E3 07: LittleBigPlanet Creation Tools Preview

When Sony unveiled Media Molecule's LittleBigPlanet during this year's Game Developers Conference, it seemed to be one of the first signs of the company getting its proverbial shit together with its current home console. Seeing the newly designed creation tools in the latest version of the title at Sony's setup in E3, I still think the game is the best thing Kaz and Co. have sponsored thus far.

In our previous coverage, we went hands on with LittleBigPlanet without any of the creative tomfoolery available to us. It was still heartwarmingly fun and unbearably cute, but didn't give a real glimpse of the PlayStation 3 game's full potential. The E3 build beautifully implemented a content creation system into the standard sidescrolling gameplay, making building custom contraptions as easy as frolicking through preformed levels.

Media Molecule put all the creation tools in an in-game pop-up menu aptly named the Popit system. Hitting the square button brings up the glowing Popit menu above your tiny potato sack character. Selecting items to place in the Popit menu puts the item inside the neon lasso border of the menu, allowing you to place your plucked piece anywhere on screen. Though the options weren't finalized, the build allowed you to select items to customize your character's appearance, world objects for adding physical structures, and stickers for changing the look of your world.

The character tools and stickers are fairly self-explanatory. You can give your avatar a skeleton outfit, a samurai hat, vampire teeth or any number of other smile-inducing outfits. Stickers of artsy ocean waves, flowers or other designs can be placed on any flat surface and scaled as big or small as you like.

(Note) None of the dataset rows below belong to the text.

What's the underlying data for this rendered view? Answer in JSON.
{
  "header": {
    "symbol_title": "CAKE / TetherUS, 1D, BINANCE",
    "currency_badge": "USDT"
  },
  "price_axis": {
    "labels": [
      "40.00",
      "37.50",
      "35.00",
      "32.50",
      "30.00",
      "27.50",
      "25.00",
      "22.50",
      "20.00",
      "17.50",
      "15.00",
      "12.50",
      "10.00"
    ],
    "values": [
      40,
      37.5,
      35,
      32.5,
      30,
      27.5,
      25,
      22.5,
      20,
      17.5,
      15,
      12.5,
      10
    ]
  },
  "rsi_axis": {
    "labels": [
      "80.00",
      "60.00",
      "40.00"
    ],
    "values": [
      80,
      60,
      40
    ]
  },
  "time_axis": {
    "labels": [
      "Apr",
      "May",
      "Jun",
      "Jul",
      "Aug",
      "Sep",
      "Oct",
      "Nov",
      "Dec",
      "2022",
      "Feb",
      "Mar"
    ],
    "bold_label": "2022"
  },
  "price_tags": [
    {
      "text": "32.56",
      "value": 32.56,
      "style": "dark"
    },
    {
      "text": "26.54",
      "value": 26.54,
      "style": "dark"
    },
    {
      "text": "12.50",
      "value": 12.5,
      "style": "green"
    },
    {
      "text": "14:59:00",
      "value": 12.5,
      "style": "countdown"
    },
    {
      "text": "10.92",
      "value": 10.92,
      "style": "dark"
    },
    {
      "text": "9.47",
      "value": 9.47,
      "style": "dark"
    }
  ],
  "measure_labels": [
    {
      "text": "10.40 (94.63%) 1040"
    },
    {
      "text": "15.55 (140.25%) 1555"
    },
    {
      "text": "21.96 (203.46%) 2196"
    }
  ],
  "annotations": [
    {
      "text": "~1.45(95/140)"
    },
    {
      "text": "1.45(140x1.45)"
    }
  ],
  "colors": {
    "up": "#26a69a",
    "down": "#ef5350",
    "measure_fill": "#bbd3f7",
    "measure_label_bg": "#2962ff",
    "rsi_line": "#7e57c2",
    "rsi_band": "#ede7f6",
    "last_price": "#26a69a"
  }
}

The tools giving you the power to add physical elements to your LittleBigPlayplace are incredibly intuitive and user-friendly, and obviously the most exciting of the available options. I can easily see people who have never been into user-created content picking up this game and designing the hell out of level after level.

Beanbag-shaped cubes, cardboard boxes, and rounded objects of all shapes can be scaled to any size and placed anywhere in a stage. To make a staircase for you and your playmates, you can simply place successive square objects together, with each new object shifted up from the previous one. The items will magically meld together, creating one large structure. To make more complicated constructions, you can make use of the "antimatter" items, essentially eraser tools. These items allow you to take chunks out of pre-placed structures, so a large box might be hollowed out with a spherical antimatter shape to make a half-pipe-like structure. Custom shapes can be saved or copied to easily reproduce them later.

For expanding levels into the foreground, fastener items can be used to make your creations stick together with varying freedoms of movement. The glue tool melds objects together in the third dimension--the z-plane, if you prefer (and are a nerd). So if you already placed a big fat box in a level, you can place a glob of glue on it and a smaller object on top of the glue to make a platform jutting out from the box into the foreground. Remember, this game is a sidescroller, but levels still have some degree of depth.

The other fastener items I saw were bolts, which work the same as glue but allow free rotation around their axes. A sample level I played had a few dozen pinwheel-shaped objects on bolts that I could grab and swing around on--it was like a big pachinko machine with my floaty funbag as the ball.

As an example of what players can do with these tools, LittleBigPlanet executive producer Siobhan Reddy designed a tank for me from wood, glue, and spools attached by mechanical bolts. These bolts are the same as the normal ones, except that they rotate forward automatically. It was terribly fun, but as I watched our little explorers bravely riding atop the tank over increasingly rough terrain, I couldn't help but wonder where we were going. Still being an early build, Media Molecule hadn't yet designed a way to implement objectives into user-made levels. Not that just fooling around in created content wasn't fun, but the added dimension of having a set goal will certainly give players more options. Reddy told me a multifunctional system for keeping track of "scores" or just completing levels would be built into the creation system before long, and I'm eager to see what they have in store.

Media Molecule's LittleBigPlanet is expected as a retail release in early 2008, with a downloadable demo slated to be available from the online PlayStation Store this fall.